Mark Golkowski, PhD, professor of Electrical Engineering, is teaching Signal Processing on campus, but he is allowing students to be fully remote if they need to be. Of his 38 students, about eight to 10 show up to every lecture on campus, wearing masks and following social distancing guidelines. The remaining students can still participate, thanks to advanced technology.
“There are a few international students who were stranded abroad due to travel restrictions and are following the class remotely,” Golkowski said. “The newly installed camera and sound system in the lecture hall enables me to do a traditional lecture on the white board that the remote students can see on Zoom, and that can be recorded.”
Golkowski has found that the remote students benefit from tuning into live lectures, where students are asking questions and having discussions in person. His teaching assistant (TA) monitors the chat in Zoom in case a remote learner types a question. In general, all of his students appreciate the lectures being recorded for later review. His model is flexible, and so far, it’s working.
“The students who work full-time appreciate the option of being able to come in person for better engagement if possible but also being able to join remotely if they need to save time on the commute or something comes up at work,” Golkowski said. “I could see such delivery of courses becoming standard in the future.”
Candidly speaking, Golkowski and McGaugh have run into roadblocks.
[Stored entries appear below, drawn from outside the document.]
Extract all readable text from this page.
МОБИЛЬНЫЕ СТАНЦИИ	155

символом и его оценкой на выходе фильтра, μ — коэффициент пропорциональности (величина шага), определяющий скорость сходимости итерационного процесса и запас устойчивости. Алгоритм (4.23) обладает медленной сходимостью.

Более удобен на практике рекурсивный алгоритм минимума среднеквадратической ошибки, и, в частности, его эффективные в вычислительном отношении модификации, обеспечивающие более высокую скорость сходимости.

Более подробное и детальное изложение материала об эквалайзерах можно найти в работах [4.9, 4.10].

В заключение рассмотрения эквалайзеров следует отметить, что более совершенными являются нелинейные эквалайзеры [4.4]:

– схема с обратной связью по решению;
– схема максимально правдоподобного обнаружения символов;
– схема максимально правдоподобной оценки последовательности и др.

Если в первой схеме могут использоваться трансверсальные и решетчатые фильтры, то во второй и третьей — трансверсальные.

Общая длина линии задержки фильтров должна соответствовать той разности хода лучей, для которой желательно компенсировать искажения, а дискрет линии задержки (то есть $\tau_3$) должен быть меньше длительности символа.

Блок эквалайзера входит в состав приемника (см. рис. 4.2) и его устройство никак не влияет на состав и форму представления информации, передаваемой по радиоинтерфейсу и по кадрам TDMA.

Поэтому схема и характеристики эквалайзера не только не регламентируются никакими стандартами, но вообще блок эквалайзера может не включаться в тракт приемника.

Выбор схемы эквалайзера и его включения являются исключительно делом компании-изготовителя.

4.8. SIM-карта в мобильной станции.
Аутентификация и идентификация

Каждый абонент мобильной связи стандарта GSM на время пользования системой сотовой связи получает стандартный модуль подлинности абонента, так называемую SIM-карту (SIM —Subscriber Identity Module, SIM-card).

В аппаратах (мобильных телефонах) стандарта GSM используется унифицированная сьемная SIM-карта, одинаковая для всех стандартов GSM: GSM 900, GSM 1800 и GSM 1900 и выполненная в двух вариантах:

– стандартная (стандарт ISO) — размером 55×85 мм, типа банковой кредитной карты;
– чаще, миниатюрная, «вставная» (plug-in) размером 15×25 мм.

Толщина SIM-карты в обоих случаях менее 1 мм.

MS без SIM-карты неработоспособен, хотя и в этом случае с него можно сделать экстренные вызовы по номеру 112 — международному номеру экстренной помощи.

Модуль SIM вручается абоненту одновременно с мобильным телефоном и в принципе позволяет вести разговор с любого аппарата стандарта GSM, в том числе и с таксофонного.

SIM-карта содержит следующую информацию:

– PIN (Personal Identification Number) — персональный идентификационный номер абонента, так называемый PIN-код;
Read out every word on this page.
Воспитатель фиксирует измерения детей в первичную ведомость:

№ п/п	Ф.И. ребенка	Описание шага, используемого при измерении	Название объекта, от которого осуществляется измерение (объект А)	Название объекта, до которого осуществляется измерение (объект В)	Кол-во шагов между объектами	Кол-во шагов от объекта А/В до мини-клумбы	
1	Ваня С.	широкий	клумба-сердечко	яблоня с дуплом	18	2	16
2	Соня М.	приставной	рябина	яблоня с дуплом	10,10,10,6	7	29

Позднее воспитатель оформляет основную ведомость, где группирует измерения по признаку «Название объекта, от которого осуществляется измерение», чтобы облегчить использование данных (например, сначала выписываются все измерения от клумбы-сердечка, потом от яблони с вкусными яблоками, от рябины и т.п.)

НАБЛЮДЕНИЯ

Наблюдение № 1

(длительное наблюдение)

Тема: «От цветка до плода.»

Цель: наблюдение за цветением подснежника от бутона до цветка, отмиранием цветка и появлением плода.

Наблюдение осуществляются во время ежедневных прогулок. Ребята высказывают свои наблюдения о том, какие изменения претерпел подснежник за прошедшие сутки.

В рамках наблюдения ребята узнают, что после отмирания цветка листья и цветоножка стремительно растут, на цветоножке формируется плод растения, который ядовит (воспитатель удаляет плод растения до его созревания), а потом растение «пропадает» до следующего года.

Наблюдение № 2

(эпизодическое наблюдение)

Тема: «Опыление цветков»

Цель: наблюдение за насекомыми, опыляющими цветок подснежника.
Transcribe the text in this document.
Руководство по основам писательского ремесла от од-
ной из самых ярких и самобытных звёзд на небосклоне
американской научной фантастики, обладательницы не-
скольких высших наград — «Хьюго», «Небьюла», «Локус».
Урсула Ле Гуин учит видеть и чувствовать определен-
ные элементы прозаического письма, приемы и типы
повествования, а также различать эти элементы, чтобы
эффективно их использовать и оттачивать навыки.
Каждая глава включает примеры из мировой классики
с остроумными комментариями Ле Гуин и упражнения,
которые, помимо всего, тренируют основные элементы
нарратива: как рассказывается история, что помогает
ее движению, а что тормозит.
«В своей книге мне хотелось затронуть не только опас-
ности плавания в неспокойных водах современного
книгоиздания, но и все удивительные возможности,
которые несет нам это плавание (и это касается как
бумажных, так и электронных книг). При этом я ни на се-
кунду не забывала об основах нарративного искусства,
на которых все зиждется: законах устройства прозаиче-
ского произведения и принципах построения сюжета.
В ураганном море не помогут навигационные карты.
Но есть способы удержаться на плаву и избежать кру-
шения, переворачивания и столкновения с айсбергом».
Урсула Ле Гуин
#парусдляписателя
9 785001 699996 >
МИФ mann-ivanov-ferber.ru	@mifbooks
Golkowski has struggled juggling the technology and making sure his presentations are effective for both Zoom and in-person viewers. Sometimes his computer glitches, but his students usually chime in and offer help.
McGaugh’s biggest challenge has been physically distancing while still creating a space for collaboration. Her solution: split the class in half so students only come one day a week to keep the group small. The other day of the week, they work on asynchronous assignments. “We also spend a lot of time sanitizing gear,” McGaugh said.
As for the students, Golkowski and McGaugh say most are appreciative of the flexibility and the opportunity to come to campus. Some have even gotten used to the new way of learning.
“I’m personally grateful for the opportunity to get hands-on experience, and I actually don’t feel overwhelmed with the COVID stuff,” said McGaugh’s student, Ash, adding, “We are getting used to it by now.”